Le kaléidoscope est un instrument tubulaire contenant un jeu de miroirs et des fragments de verre mobiles, diversement découpés et colorés, produisant des figures qui varient à chaque secousse reçue par l'appareil.
Je ne sais pas si l’arrivée des beaux jours y était pour quelque chose, mais il y avait dans ces mosaïques de couleurs en perpétuel mouvement, comme une sorte de changement de saison, le passage de l’hiver au printemps, l’allongement des journées, l’envie de remettre ses lunettes de soleil, de manger en terrasse et de croquer, croquer, croquer, la vie et des légumes primeurs.
Je sais, vous allez me dire qu’il faudrait que j’arrête de m’hypnotiser tout seul avec un appareil destiné aux enfants.
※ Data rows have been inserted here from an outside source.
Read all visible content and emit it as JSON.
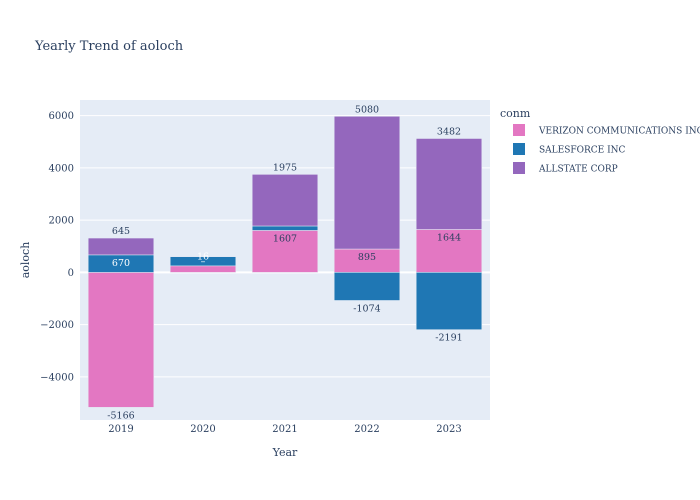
{
  "chart_data": {
    "type": "bar",
    "barmode": "relative",
    "title": "Yearly Trend of aoloch",
    "xlabel": "Year",
    "ylabel": "aoloch",
    "legend_title": "conm",
    "legend_position": "right",
    "grid": true,
    "categories": [
      "2019",
      "2020",
      "2021",
      "2022",
      "2023"
    ],
    "ylim": [
      -5650,
      6600
    ],
    "yticks": [
      -4000,
      -2000,
      0,
      2000,
      4000,
      6000
    ],
    "ytick_labels": [
      "−4000",
      "−2000",
      "0",
      "2000",
      "4000",
      "6000"
    ],
    "series": [
      {
        "name": "VERIZON COMMUNICATIONS INC",
        "color": "#e377c2",
        "values": [
          -5166,
          250,
          1607,
          895,
          1644
        ],
        "labels": [
          "-5166",
          "",
          "1607",
          "895",
          "1644"
        ]
      },
      {
        "name": "SALESFORCE INC",
        "color": "#1f77b4",
        "values": [
          670,
          350,
          170,
          -1074,
          -2191
        ],
        "labels": [
          "670",
          "–",
          "",
          "-1074",
          "-2191"
        ]
      },
      {
        "name": "ALLSTATE CORP",
        "color": "#9467bd",
        "values": [
          645,
          16,
          1975,
          5080,
          3482
        ],
        "labels": [
          "645",
          "16",
          "1975",
          "5080",
          "3482"
        ]
      }
    ]
  }
}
Mais justement, j’avais oublié tout ce que l’on arrive à oublier de simple, de beau et de bon, par mépris, envie de toujours plus et consommation aveugle. C’est aussi ça le bonheur, comme ce kaléidoscope que l’on tourne lentement et ces saisons qui défilent, sans qu’on les bouscule.
Les légumes primeurs c’est au printemps, ni avant, ni après. N’allez pas plus vite que la musique.